Aedes aegypti: de acordo com os autores da pesquisa, a mutação identificada no zika aumenta a secreção da proteína NS1, que está associada ao processo de aquisição de flavivírus pelos mosquitos (Marvin Recinos / AFP/AFP)
Estadão Conteúdo
Publicado em 17 de maio de 2017 às 16h57.
Cientistas chineses identificaram uma mutação no vírus da zika que pode ter sido responsável pelo rápido alastramento da doença na epidemia nas epidemias da Polinésia Francesa (2013/2014) e da América do Sul (2015/2016).
De acordo com os autores da pesquisa, a mutação identificada no zika aumenta a secreção da proteína NS1.
Estudos anteriores já haviam mostrado que essa proteína está associada ao processo de aquisição de flavivírus - grupo ao qual pertencem os vírus da zika e da dengue - pelos mosquitos.
No novo estudo, publicado hoje na revista Nature, os cientistas comprovaram que o mesmo mecanismo ligado à proteína NS1 também promove a aquisição do vírus zika no Aedes aegypti, o mosquito que transmite a doença para humanos.
A pesquisa foi liderada por Gong Cheng, da Universidade Tsinghua, em Pequim (China).
Ao ser lançada no organismo do Aedes aegypti, a proteína ajuda o vírus a superar as proteções imunológicas do mosquito, possibilitando a infecção.
Com maior facilidade para infectar o Aedes aegypti, que está inserido em ambientes urbanos, o vírus conseguiu se espalhar rapidamente.
Segundo os autores, a mutação que causa o aumento da secreção de NS1 ocorreu apenas a partir de 2013. Isso explicaria o rápido alastramento do vírus a partir dessa data, quando começaram as epidemias que atingiram primeiro a Polinésia Francesa e depois chegou às Américas.
O vírus da zika surgiu na África em meados do século 20 e migrou para a Ásia.
Até aí, ele não causava nenhum problema em humanos e infectava principalmente macacos.
A linhagem asiática do vírus, no entanto, chegou à Micronésia, no Oceano Pacífico, no início do século 21 e causou o primeiro grande surto em humanos em 2007.
Em 2013, o vírus causou um surto na Polinésia Francesa e em fevereiro de 2014 chegou à Ilha de Páscoa, também no Oceano Pacífico, a 3.700 km da costa do Chile.
A partir daí, os casos de zika se espalharam em grande parte dos países das Américas.
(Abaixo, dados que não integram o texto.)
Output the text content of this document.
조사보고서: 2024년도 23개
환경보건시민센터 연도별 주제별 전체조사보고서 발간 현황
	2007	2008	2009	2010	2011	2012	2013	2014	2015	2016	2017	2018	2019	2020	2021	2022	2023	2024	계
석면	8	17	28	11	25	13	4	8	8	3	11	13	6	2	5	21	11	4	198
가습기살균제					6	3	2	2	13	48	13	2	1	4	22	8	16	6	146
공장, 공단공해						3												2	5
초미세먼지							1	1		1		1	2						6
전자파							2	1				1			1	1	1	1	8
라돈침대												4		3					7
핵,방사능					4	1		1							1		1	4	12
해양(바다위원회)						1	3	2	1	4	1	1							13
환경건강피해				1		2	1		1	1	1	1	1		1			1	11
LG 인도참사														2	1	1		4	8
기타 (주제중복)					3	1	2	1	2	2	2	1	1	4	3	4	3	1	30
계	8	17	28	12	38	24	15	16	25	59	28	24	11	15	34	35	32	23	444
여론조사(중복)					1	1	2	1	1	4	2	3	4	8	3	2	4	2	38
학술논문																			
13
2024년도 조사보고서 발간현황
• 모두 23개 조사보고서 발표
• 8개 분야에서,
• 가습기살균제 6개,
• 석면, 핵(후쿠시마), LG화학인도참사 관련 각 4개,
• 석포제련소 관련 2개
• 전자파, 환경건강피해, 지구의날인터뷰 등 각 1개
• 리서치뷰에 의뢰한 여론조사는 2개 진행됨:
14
No Brasil, onde ocorreram as primeiras mortes, o vírus motivou um alerta mundial da Organização Mundial da Saúde em 2015.
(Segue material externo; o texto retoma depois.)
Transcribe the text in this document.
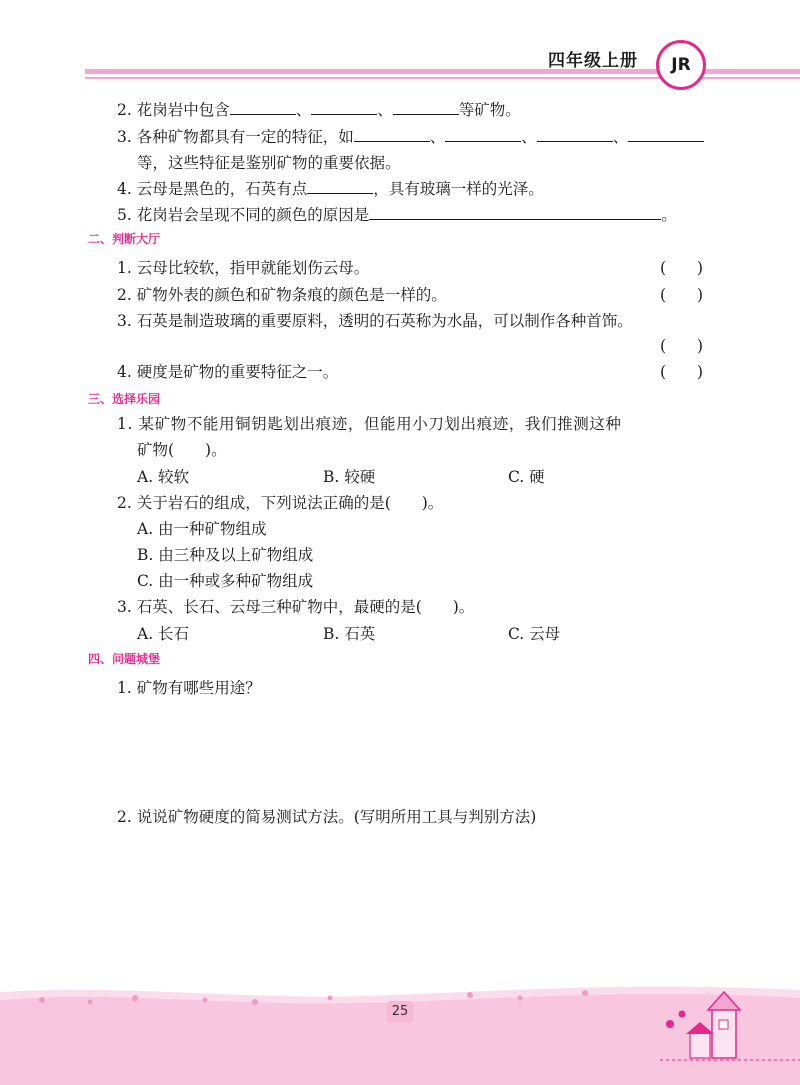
四年级上册 JR
2. 花岗岩中包含	、	、	等矿物。
3. 各种矿物都具有一定的特征，如	、	、	、
等，这些特征是鉴别矿物的重要依据。
4. 云母是黑色的，石英有点	，具有玻璃一样的光泽。
5. 花岗岩会呈现不同的颜色的原因是	。
二、判断大厅
1. 云母比较软，指甲就能划伤云母。	(　　)
2. 矿物外表的颜色和矿物条痕的颜色是一样的。	(　　)
3. 石英是制造玻璃的重要原料，透明的石英称为水晶，可以制作各种首饰。
(　　)
4. 硬度是矿物的重要特征之一。	(　　)
三、选择乐园
1. 某矿物不能用铜钥匙划出痕迹，但能用小刀划出痕迹，我们推测这种
矿物(　　)。
A. 较软	B. 较硬	C. 硬
2. 关于岩石的组成，下列说法正确的是(　　)。
A. 由一种矿物组成
B. 由三种及以上矿物组成
C. 由一种或多种矿物组成
3. 石英、长石、云母三种矿物中，最硬的是(　　)。
A. 长石	B. 石英	C. 云母
四、问题城堡
1. 矿物有哪些用途？
2. 说说矿物硬度的简易测试方法。(写明所用工具与判别方法)
25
Em 2015, um grupo coordenado por Paolo Zanotto, do Instituto de Ciências Biomédicas (ICB) da USP, em colaboração com o Instituto Pasteur de Dacar (Senegal), já indicava que o vírus da zika havia passado por adaptações genéticas que o tornaram cada vez mais eficiente para infectar humanos.
O estudo desse grupo mostrou que, em seu longo caminho entre a África e as Américas, o vírus adquiriu características genéticas que aumentaram sua capacidade de se replicar nas células humanas.
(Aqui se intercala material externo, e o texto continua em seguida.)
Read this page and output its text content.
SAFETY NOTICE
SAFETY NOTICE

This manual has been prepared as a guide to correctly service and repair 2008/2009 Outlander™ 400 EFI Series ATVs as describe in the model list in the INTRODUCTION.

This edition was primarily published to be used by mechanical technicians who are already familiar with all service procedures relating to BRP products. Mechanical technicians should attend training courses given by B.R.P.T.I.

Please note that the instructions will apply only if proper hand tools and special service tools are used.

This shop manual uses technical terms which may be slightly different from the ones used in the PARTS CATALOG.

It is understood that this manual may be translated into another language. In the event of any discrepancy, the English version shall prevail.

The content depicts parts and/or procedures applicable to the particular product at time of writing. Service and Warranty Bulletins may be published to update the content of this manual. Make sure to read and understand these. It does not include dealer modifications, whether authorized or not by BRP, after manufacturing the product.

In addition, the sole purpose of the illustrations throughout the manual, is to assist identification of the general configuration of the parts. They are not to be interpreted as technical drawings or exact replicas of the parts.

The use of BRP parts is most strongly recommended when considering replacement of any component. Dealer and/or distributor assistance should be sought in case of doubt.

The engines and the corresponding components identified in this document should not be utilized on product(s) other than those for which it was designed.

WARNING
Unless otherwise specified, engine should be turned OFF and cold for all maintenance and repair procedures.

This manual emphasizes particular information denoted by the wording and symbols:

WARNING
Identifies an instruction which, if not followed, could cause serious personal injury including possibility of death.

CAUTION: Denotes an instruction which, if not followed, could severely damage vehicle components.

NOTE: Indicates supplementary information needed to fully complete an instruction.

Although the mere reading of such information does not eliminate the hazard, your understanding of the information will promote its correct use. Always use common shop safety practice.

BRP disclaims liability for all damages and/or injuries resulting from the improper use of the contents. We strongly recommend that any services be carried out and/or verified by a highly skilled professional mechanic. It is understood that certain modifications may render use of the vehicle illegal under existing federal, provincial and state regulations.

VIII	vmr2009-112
Segundo Zanotto, se a linhagem africana do vírus infectava principalmente macacos e mosquitos, ao longo de sua jornada até o Pacífico, as novas linhagens passaram a "imitar" os genes que o corpo humano mais expressa, a fim de produzir em grande quantidade proteínas que esses genes codificam.
Com esse processo, apelidado pelos cientistas de "humanização do vírus", a infecção ficou mais eficiente - especialmente a partir de 2007. Um dos genes mais "imitados" pelo vírus da zika era justamente o da proteína NS1, que também tem o papel de modular a interação entre o vírus e o sistema imunológico dos humanos.
De acordo com os cientistas, a produção dessa proteína funciona como uma camuflagem para o vírus, desorientando completamente o sistema imunológico e facilitando a infecção.